Les opposants à la Loi sur la laïcité perdent une première manche devant les tribunaux. Les articles controversés de la loi phare du gouvernement Legault interdisant le port de signes religieux pour certains fonctionnaires ne seront pas suspendus, vient de trancher la Cour supérieure du Québec.

Louis-Samuel Perron Louis-Samuel Perron
La Presse

«Mettre en échec [la loi] au nom d’intérêts individuels, si noble soit l’intention derrière la démarche, demande d’être tranchée au mérite et non pas de façon préliminaire», conclut le juge Michel Yergeau.

Le magistrat rejette ainsi la demande de sursis de la loi déposée par le Conseil national des musulmans du Canada (CNMC), l’Association canadienne des libertés civiles et Ichrak Nourel Hak, une étudiante en enseignement de l’Université de Montréal, dont le hijab risque d’empêcher de pratiquer sa future profession.

Cette décision ne met toutefois pas fin à la bataille judiciaire, puisqu’il s’agit d’une étape préliminaire dans le processus. Les opposants auront l’occasion de se faire entendre devant un juge, sur le fond, dans les prochains mois et années pour faire invalider certaines dispositions de la loi.  

La Loi 21, adoptée sous le bâillon parlementaire le mois dernier, interdit aux procureurs, aux policiers, aux enseignants, aux directeurs d’écoles et à d’autres fonctionnaires de porter un signe religieux. Une «clause grand-père» protège toutefois les employés actuels.   

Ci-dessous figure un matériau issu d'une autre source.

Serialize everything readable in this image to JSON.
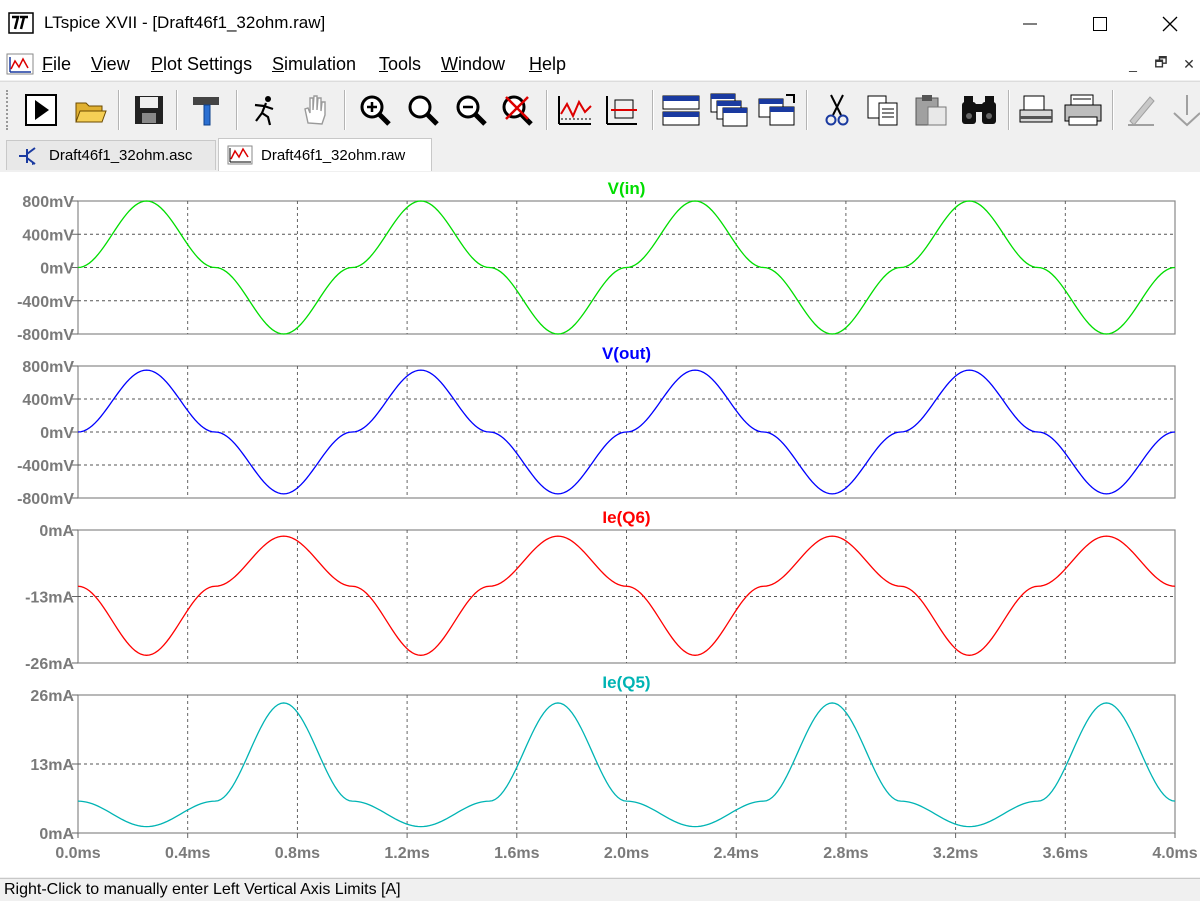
{
  "window": {
    "title": "LTspice XVII - [Draft46f1_32ohm.raw]"
  },
  "menu": {
    "items": [
      {
        "label": "File",
        "mnemonic": "F"
      },
      {
        "label": "View",
        "mnemonic": "V"
      },
      {
        "label": "Plot Settings",
        "mnemonic": "P"
      },
      {
        "label": "Simulation",
        "mnemonic": "S"
      },
      {
        "label": "Tools",
        "mnemonic": "T"
      },
      {
        "label": "Window",
        "mnemonic": "W"
      },
      {
        "label": "Help",
        "mnemonic": "H"
      }
    ]
  },
  "toolbar": {
    "buttons": [
      "run-icon",
      "open-folder-icon",
      "save-icon",
      "hammer-icon",
      "halt-icon",
      "pan-hand-icon",
      "zoom-in-icon",
      "zoom-area-icon",
      "zoom-out-icon",
      "zoom-cancel-icon",
      "autorange-icon",
      "mark-icon",
      "tile-horizontal-icon",
      "cascade-icon",
      "tile-vertical-icon",
      "cut-icon",
      "copy-icon",
      "paste-icon",
      "find-icon",
      "print-preview-icon",
      "print-icon",
      "pencil-icon",
      "down-arrow-icon"
    ]
  },
  "tabs": [
    {
      "label": "Draft46f1_32ohm.asc",
      "icon": "schematic-icon",
      "active": false
    },
    {
      "label": "Draft46f1_32ohm.raw",
      "icon": "waveform-icon",
      "active": true
    }
  ],
  "status": {
    "text": "Right-Click to manually enter Left Vertical Axis Limits [A]"
  },
  "chart_data": {
    "type": "line",
    "x_axis": {
      "unit": "ms",
      "range": [
        0,
        4.0
      ],
      "tick_labels": [
        "0.0ms",
        "0.4ms",
        "0.8ms",
        "1.2ms",
        "1.6ms",
        "2.0ms",
        "2.4ms",
        "2.8ms",
        "3.2ms",
        "3.6ms",
        "4.0ms"
      ]
    },
    "panes": [
      {
        "title": "V(in)",
        "color": "#00dd00",
        "tick_labels": [
          "800mV",
          "400mV",
          "0mV",
          "-400mV",
          "-800mV"
        ],
        "ylim": [
          -800,
          800
        ],
        "unit": "mV",
        "x": [
          0,
          0.25,
          0.5,
          0.75,
          1.0,
          1.25,
          1.5,
          1.75,
          2.0,
          2.25,
          2.5,
          2.75,
          3.0,
          3.25,
          3.5,
          3.75,
          4.0
        ],
        "y": [
          0,
          800,
          0,
          -800,
          0,
          800,
          0,
          -800,
          0,
          800,
          0,
          -800,
          0,
          800,
          0,
          -800,
          0
        ]
      },
      {
        "title": "V(out)",
        "color": "#0000ff",
        "tick_labels": [
          "800mV",
          "400mV",
          "0mV",
          "-400mV",
          "-800mV"
        ],
        "ylim": [
          -800,
          800
        ],
        "unit": "mV",
        "x": [
          0,
          0.25,
          0.5,
          0.75,
          1.0,
          1.25,
          1.5,
          1.75,
          2.0,
          2.25,
          2.5,
          2.75,
          3.0,
          3.25,
          3.5,
          3.75,
          4.0
        ],
        "y": [
          0,
          750,
          0,
          -750,
          0,
          750,
          0,
          -750,
          0,
          750,
          0,
          -750,
          0,
          750,
          0,
          -750,
          0
        ]
      },
      {
        "title": "Ie(Q6)",
        "color": "#ff0000",
        "tick_labels": [
          "0mA",
          "-13mA",
          "-26mA"
        ],
        "ylim": [
          -26,
          0
        ],
        "unit": "mA",
        "x": [
          0,
          0.25,
          0.5,
          0.75,
          1.0,
          1.25,
          1.5,
          1.75,
          2.0,
          2.25,
          2.5,
          2.75,
          3.0,
          3.25,
          3.5,
          3.75,
          4.0
        ],
        "y": [
          -11,
          -24.5,
          -11,
          -1.2,
          -11,
          -24.5,
          -11,
          -1.2,
          -11,
          -24.5,
          -11,
          -1.2,
          -11,
          -24.5,
          -11,
          -1.2,
          -11
        ]
      },
      {
        "title": "Ie(Q5)",
        "color": "#00b4b4",
        "tick_labels": [
          "26mA",
          "13mA",
          "0mA"
        ],
        "ylim": [
          0,
          26
        ],
        "unit": "mA",
        "x": [
          0,
          0.25,
          0.5,
          0.75,
          1.0,
          1.25,
          1.5,
          1.75,
          2.0,
          2.25,
          2.5,
          2.75,
          3.0,
          3.25,
          3.5,
          3.75,
          4.0
        ],
        "y": [
          6,
          1.2,
          6,
          24.5,
          6,
          1.2,
          6,
          24.5,
          6,
          1.2,
          6,
          24.5,
          6,
          1.2,
          6,
          24.5,
          6
        ]
      }
    ],
    "grid": true
  }
}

Les opposants à la loi ont fait valoir trois arguments pour demander de suspendre les articles controversés. Ils estiment essentiellement que la loi est trop vague, que ses dispositions relèvent du Parlement fédéral et qu’elle prive les membres de minorités religieuses de participer aux institutions de l’État pour des motifs basés sur la religion.  

ROBERT SKINNER, LA PRESSE

Bochra Manai, porte-parole du CNMC, et Ichrak Nourel Hak étaient au palais de justice de Montréal au début du mois.

L’étudiante Ichrak Nourel Hak affirme que la loi a pour effet de «légitimer» les comportements «discriminatoires et choquants» dans la population. Or selon le juge, cette position est «largement théorique» et porte plus sur la «sagesse de la loi que sur ses effets sur future carrière».

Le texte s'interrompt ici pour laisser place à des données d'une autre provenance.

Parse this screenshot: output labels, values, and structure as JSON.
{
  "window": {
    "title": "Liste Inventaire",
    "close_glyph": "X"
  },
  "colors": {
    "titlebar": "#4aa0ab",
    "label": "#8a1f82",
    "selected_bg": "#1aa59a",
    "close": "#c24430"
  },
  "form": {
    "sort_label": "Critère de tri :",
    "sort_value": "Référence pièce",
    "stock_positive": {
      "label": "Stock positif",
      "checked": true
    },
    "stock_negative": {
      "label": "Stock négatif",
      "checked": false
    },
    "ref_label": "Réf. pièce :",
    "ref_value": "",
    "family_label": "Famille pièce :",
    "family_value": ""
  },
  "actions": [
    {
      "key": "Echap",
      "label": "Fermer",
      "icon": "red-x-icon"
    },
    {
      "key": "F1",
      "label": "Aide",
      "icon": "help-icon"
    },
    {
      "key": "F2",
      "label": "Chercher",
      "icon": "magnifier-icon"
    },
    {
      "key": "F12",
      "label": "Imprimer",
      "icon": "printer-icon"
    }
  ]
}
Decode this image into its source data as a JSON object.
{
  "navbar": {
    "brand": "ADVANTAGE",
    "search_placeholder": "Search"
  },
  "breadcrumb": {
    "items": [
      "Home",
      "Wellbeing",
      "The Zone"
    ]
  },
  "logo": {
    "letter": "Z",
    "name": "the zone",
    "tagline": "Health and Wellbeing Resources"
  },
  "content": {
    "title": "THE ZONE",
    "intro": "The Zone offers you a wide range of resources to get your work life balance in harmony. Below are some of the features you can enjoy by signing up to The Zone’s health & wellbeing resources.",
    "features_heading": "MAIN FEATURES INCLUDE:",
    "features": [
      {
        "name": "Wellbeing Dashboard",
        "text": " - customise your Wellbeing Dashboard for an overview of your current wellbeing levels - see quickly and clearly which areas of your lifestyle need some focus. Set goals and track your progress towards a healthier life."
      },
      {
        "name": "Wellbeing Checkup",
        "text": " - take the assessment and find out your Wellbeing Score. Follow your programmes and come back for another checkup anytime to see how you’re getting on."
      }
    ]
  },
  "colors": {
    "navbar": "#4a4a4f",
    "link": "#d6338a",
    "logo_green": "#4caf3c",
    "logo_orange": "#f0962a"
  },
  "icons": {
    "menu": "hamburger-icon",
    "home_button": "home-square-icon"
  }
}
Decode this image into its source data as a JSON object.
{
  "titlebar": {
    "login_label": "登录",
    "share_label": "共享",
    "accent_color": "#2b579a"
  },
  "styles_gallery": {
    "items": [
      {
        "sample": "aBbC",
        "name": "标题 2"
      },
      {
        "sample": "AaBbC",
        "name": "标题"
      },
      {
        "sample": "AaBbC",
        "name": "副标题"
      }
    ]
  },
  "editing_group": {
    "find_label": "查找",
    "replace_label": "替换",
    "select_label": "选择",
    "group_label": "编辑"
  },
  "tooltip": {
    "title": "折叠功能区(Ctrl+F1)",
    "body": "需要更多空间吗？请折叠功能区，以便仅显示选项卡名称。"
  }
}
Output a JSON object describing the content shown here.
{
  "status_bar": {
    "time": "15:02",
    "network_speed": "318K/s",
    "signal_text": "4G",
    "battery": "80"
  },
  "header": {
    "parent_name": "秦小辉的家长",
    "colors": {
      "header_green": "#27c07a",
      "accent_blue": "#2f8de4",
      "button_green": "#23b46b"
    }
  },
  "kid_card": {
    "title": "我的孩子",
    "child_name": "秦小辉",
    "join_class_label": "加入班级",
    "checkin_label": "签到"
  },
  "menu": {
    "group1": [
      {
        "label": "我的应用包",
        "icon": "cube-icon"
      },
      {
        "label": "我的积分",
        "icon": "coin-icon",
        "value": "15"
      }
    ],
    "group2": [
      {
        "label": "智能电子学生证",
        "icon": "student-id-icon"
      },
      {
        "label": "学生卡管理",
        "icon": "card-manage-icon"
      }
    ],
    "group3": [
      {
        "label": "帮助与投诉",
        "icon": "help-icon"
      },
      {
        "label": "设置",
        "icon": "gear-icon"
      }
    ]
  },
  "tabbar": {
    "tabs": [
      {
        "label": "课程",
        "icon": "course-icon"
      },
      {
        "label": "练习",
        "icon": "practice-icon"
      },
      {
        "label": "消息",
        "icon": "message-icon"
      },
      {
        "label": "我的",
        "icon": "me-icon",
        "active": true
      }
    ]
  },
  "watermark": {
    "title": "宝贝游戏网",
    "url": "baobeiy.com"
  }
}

Les demanderesses de l’injonction n’ont pas démontré de «dommages sérieux ou irréparables» pour justifier de suspendre immédiatement la loi, soutient le juge, après l’analyse des déclarations assermentées de nombreux opposants à la loi. Selon le juge, les «regards hostiles» et les «paroles blessantes» de certains citoyens à l’égard de plaignantes ne sont pas liés à la loi, mais aux «déplorables dérives» que la loi «cherche aussi à endiguer».

Oui, la loi pourrait «à plus ou moins long terme» empêcher un citoyen d’obtenir un poste au sein de l’État ou à un fonctionnaire d’obtenir une promotion, convient le juge. «Par contre, on ne peut conclure à un dommage irréparable sur la base d’hypothèses auxquelles seuls le procès et le temps permettront de donner de la substance», maintient le juge.  

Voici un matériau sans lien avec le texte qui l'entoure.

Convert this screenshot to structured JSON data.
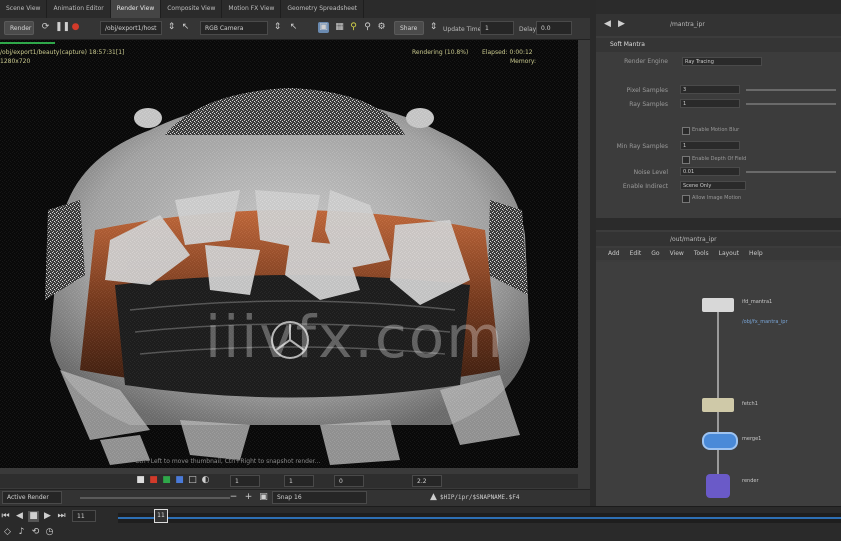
{
  "tabs": [
    "Scene View",
    "Animation Editor",
    "Render View",
    "Composite View",
    "Motion FX View",
    "Geometry Spreadsheet"
  ],
  "toolbar": {
    "render_label": "Render",
    "camera_path": "/obj/export1/host",
    "colorspace": "RGB Camera",
    "share_label": "Share",
    "update_time_label": "Update Time",
    "update_time_value": "1",
    "delay_label": "Delay",
    "delay_value": "0.0"
  },
  "viewport": {
    "path_text": "/obj/export1/beauty(capture) 18:57:31[1]",
    "res_text": "1280x720",
    "rendering_text": "Rendering (10.8%)",
    "elapsed_text": "Elapsed: 0:00:12",
    "memory_text": "Memory:",
    "hint_text": "Ctrl+Left to move thumbnail, Ctrl+Right to snapshot render...",
    "watermark": "iiivfx.com"
  },
  "viewbar": {
    "frame_value": "1",
    "sample_value": "1",
    "exposure_value": "0",
    "gamma_value": "2.2"
  },
  "renderbar": {
    "active_render": "Active Render",
    "snap_label": "Snap 16",
    "path_text": "$HIP/ipr/$SNAPNAME.$F4"
  },
  "timeline": {
    "current_frame": "11",
    "frame_marker": "11"
  },
  "rightpanel": {
    "path_label": "/mantra_ipr",
    "node_type": "Soft Mantra",
    "params": [
      {
        "label": "Render Engine",
        "value": "Ray Tracing"
      },
      {
        "label": "Pixel Samples",
        "value": "3"
      },
      {
        "label": "Ray Samples",
        "value": "1"
      },
      {
        "label": "Min Ray Samples",
        "value": "1"
      },
      {
        "label": "Noise Level",
        "value": "0.01"
      },
      {
        "label": "Enable Indirect",
        "value": "Scene Only"
      }
    ],
    "checkbox_labels": [
      "Enable Motion Blur",
      "Enable Depth Of Field",
      "Allow Image Motion"
    ],
    "network_path": "/out/mantra_ipr",
    "network_menu": [
      "Add",
      "Edit",
      "Go",
      "View",
      "Tools",
      "Layout",
      "Help"
    ],
    "nodes": [
      {
        "name": "ifd_mantra1",
        "sub": "/obj/fx_mantra_ipr"
      },
      {
        "name": "fetch1",
        "sub": ""
      },
      {
        "name": "merge1",
        "sub": ""
      },
      {
        "name": "render",
        "sub": ""
      }
    ]
  },
  "colors": {
    "render_red": "#d23a2a",
    "node_blue": "#4a8ad8",
    "progress_green": "#2fa84a",
    "timeline_blue": "#2d6fb4"
  }
}
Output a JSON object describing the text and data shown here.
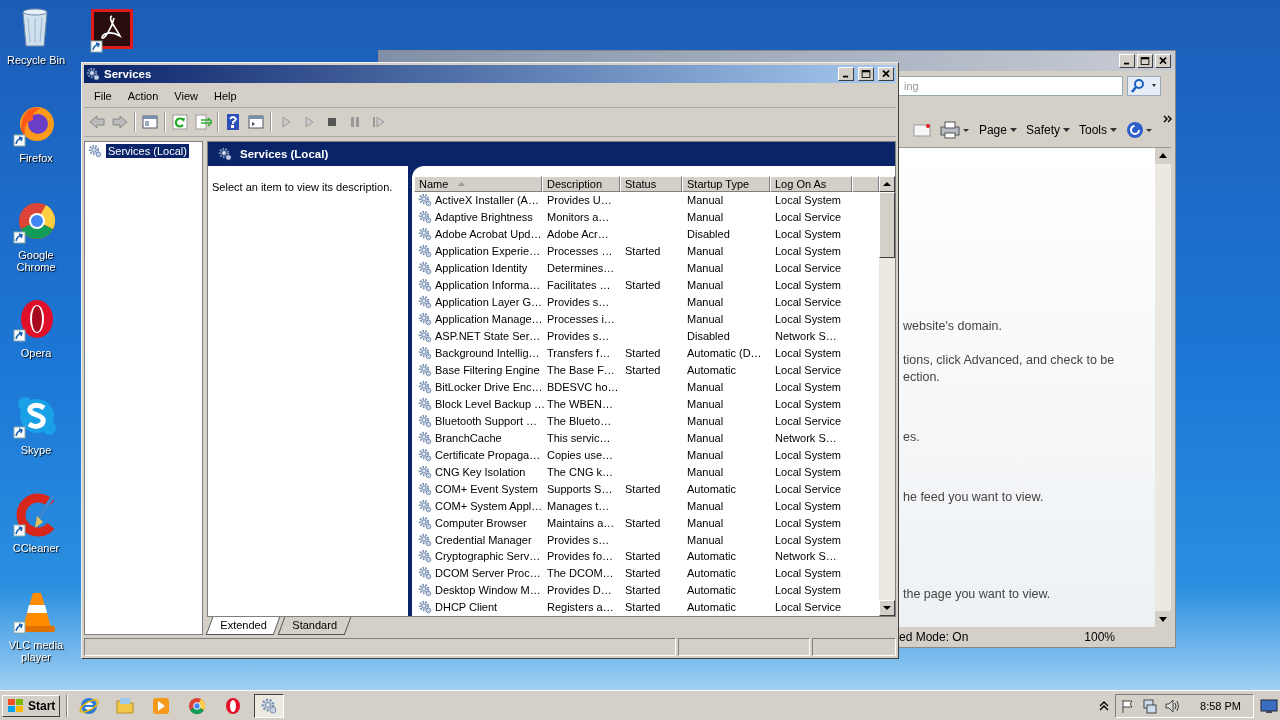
{
  "desktop_icons": [
    {
      "label": "Recycle Bin",
      "kind": "bin"
    },
    {
      "label": "Firefox",
      "kind": "fox"
    },
    {
      "label": "Google Chrome",
      "kind": "chrome"
    },
    {
      "label": "Opera",
      "kind": "opera"
    },
    {
      "label": "Skype",
      "kind": "skype"
    },
    {
      "label": "CCleaner",
      "kind": "cleaner"
    },
    {
      "label": "VLC media player",
      "kind": "cone"
    }
  ],
  "browser_window": {
    "search_placeholder": "ing",
    "commands": [
      "Page",
      "Safety",
      "Tools"
    ],
    "content_lines": [
      "website's domain.",
      "tions, click Advanced, and check to be",
      "ection.",
      "es.",
      "he feed you want to view.",
      "the page you want to view."
    ],
    "status": "ed Mode: On",
    "zoom": "100%"
  },
  "services_window": {
    "title": "Services",
    "menu": [
      "File",
      "Action",
      "View",
      "Help"
    ],
    "tree": [
      {
        "label": "Services (Local)",
        "selected": true
      }
    ],
    "header": "Services (Local)",
    "description_prompt": "Select an item to view its description.",
    "table": {
      "columns": [
        {
          "label": "Name",
          "sorted": true
        },
        {
          "label": "Description",
          "sorted": false
        },
        {
          "label": "Status",
          "sorted": false
        },
        {
          "label": "Startup Type",
          "sorted": false
        },
        {
          "label": "Log On As",
          "sorted": false
        }
      ],
      "rows": [
        [
          "ActiveX Installer (A…",
          "Provides U…",
          "",
          "Manual",
          "Local System"
        ],
        [
          "Adaptive Brightness",
          "Monitors a…",
          "",
          "Manual",
          "Local Service"
        ],
        [
          "Adobe Acrobat Upd…",
          "Adobe Acr…",
          "",
          "Disabled",
          "Local System"
        ],
        [
          "Application Experie…",
          "Processes …",
          "Started",
          "Manual",
          "Local System"
        ],
        [
          "Application Identity",
          "Determines…",
          "",
          "Manual",
          "Local Service"
        ],
        [
          "Application Informa…",
          "Facilitates …",
          "Started",
          "Manual",
          "Local System"
        ],
        [
          "Application Layer G…",
          "Provides s…",
          "",
          "Manual",
          "Local Service"
        ],
        [
          "Application Manage…",
          "Processes i…",
          "",
          "Manual",
          "Local System"
        ],
        [
          "ASP.NET State Ser…",
          "Provides s…",
          "",
          "Disabled",
          "Network S…"
        ],
        [
          "Background Intellig…",
          "Transfers f…",
          "Started",
          "Automatic (D…",
          "Local System"
        ],
        [
          "Base Filtering Engine",
          "The Base F…",
          "Started",
          "Automatic",
          "Local Service"
        ],
        [
          "BitLocker Drive Enc…",
          "BDESVC ho…",
          "",
          "Manual",
          "Local System"
        ],
        [
          "Block Level Backup …",
          "The WBEN…",
          "",
          "Manual",
          "Local System"
        ],
        [
          "Bluetooth Support …",
          "The Blueto…",
          "",
          "Manual",
          "Local Service"
        ],
        [
          "BranchCache",
          "This servic…",
          "",
          "Manual",
          "Network S…"
        ],
        [
          "Certificate Propaga…",
          "Copies use…",
          "",
          "Manual",
          "Local System"
        ],
        [
          "CNG Key Isolation",
          "The CNG k…",
          "",
          "Manual",
          "Local System"
        ],
        [
          "COM+ Event System",
          "Supports S…",
          "Started",
          "Automatic",
          "Local Service"
        ],
        [
          "COM+ System Appl…",
          "Manages t…",
          "",
          "Manual",
          "Local System"
        ],
        [
          "Computer Browser",
          "Maintains a…",
          "Started",
          "Manual",
          "Local System"
        ],
        [
          "Credential Manager",
          "Provides s…",
          "",
          "Manual",
          "Local System"
        ],
        [
          "Cryptographic Serv…",
          "Provides fo…",
          "Started",
          "Automatic",
          "Network S…"
        ],
        [
          "DCOM Server Proc…",
          "The DCOM…",
          "Started",
          "Automatic",
          "Local System"
        ],
        [
          "Desktop Window M…",
          "Provides D…",
          "Started",
          "Automatic",
          "Local System"
        ],
        [
          "DHCP Client",
          "Registers a…",
          "Started",
          "Automatic",
          "Local Service"
        ]
      ]
    },
    "view_tabs": [
      {
        "label": "Extended",
        "selected": true
      },
      {
        "label": "Standard",
        "selected": false
      }
    ]
  },
  "taskbar": {
    "start": "Start",
    "apps": [
      {
        "kind": "ie",
        "selected": false
      },
      {
        "kind": "folder",
        "selected": false
      },
      {
        "kind": "media",
        "selected": false
      },
      {
        "kind": "chrome",
        "selected": false
      },
      {
        "kind": "opera",
        "selected": false
      },
      {
        "kind": "gear",
        "selected": true
      }
    ],
    "clock": "8:58 PM"
  }
}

Le juge rappelle qu’une loi adoptée démocratiquement est tenue pour l’avoir été dans l’intérêt public et pour le bien commun. Il faut donc présumer que les élus québécois ont agi dans l’intérêt public en prohibant à des fonctionnaires de porter des signes religieux, explique le juge. Ainsi, le Tribunal n’a pas à s’immiscer dans la «sagesse» de la Loi sur la laïcité et n’a pas évalué l’efficacité des mesures prises à cette étape.  

«Il faut donc […] laisser la décision de la législature du Québec la priorité qui lui revient», conclut le juge.

Les parties peuvent toujours interjeter appel de cette décision. Les avocates des opposants n’ont pas voulu commenter la décision.